İleri yaşta ve yumurtalık rezervi azalmış dolayısıyla yetersiz ve anöploid embriyolar üretme riski yüksek olan kadınlarda bu test uygulanabilir ve böylece embriyo kalitesi artmasa da tüp bebek başarısı artar. CGH’de normal olduğu saptanan fazla embriyolar daha sonra kullanmak üzere dondurulabilir. Bu da biyolojik saati ilerlemekte olan bir kadının daha çok şansı olmasını sağlar. CGH testinin kullanıldığı diğer durumlar şunlardır:
-Açıklanamayan tekrarlayan tüp bebek başarısızlıkları
-Döllenme başarısızlığı, düşük embriyo kalitesi ve tüp bebek başarısızlıklarında hem yumurtanın hem embriyonun test edilerek sorunun hangisinden kaynaklandığının bulunması amacıyla
3. Embriyo Transferinin Doğru Yapılmasının Tüp Bebek Başarısına Etkisi
Kuşkusuz embriyo transferi tüp bebek başarısını en çok etkileyen ve teknik olarak en kritik aşamalardan biri. İyi bir embriyo transferi yapmak uzmanlık, bilgi ve beceri gerektirir ve öğretilmesi en zor olan işlemdir. Bu işlemin doğru şekilde gerçekleştirilememesi kadının hamile kalamaması ile sonuçlanabilir.
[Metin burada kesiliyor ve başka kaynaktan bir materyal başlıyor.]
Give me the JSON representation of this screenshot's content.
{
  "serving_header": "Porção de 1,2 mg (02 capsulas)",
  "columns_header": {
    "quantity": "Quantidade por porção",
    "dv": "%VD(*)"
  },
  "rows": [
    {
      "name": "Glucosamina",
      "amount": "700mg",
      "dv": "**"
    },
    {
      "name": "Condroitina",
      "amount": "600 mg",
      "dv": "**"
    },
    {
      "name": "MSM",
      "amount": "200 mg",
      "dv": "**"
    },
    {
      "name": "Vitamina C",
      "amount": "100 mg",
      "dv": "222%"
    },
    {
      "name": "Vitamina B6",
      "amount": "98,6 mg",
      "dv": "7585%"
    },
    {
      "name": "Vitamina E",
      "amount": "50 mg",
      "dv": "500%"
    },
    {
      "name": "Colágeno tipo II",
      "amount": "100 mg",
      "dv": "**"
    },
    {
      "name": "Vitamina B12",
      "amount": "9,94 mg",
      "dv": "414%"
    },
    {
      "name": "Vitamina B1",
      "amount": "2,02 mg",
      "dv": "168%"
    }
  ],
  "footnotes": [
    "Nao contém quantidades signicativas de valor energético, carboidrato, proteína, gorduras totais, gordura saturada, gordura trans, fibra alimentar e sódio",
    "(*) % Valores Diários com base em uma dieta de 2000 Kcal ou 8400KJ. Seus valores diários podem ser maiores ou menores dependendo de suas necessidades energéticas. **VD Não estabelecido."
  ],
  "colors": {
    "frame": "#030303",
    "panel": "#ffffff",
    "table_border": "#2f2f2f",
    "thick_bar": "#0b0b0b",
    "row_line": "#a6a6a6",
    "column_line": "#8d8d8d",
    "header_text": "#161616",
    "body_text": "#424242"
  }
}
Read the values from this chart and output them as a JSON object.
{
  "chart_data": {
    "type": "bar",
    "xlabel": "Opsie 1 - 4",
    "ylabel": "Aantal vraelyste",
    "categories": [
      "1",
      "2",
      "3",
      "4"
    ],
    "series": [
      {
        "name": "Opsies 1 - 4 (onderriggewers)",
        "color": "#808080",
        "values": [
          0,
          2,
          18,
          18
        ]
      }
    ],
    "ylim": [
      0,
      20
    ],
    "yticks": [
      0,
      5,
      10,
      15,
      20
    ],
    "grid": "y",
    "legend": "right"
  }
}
Embriyo transferi vajinal ultrason eşliğinde embriyonun doğru şekilde rahime yerleştirilmesidir. İşlemin başarılı olması için işlem sırasında embriyonun zarar görmemesi, yanlış yere veya yanlış konumda yerleştirilmemesi ve rahim ağzına, vajinaya veya tüplere geri gelmemesi gerekir.
Embriyo transferi genellikle yumurta toplamadan 72-144 saat sonra yapılır ancak tam zamanı embriyonun blastokist evresinde mi yoksa daha önceki evrede mi transfer edileceğine bağlı olarak değişir. İlk 72 saatte en az 5 hücreye ulaşmayan embriyoların blastokist evresine geçme ve başarılı şekilde rahime tutunma ihtimali daha düşüktür.
SONUÇ:
Embriyonun rahime sağlıklı şekilde tutunması (implantasyon), embriyonun yaşaması için önkoşul olmanın dışında, bebeğin rahim içinde büyümesi ve gelişmesini de etkileyen önemli bir faktördür. En önemlisi de; implantasyonun sağlıklı şekilde gerçekleşmesinin bebeğin doğum sonrası yaşam kalitesini de etkileyebilecek olmasıdır.
Günümüzde gelişen teknoloji sayesinde tüp bebek tedavilerinde başarıyı artıran yöntemler mevcuttur. Bu yöntemler hem rahimden hem embriyodan kaynaklanan implantasyon problemlerini belirlemekte, problemi ortadan kaldırmakta veya probleme rağmen başarı sağlamakta kullanılırlar.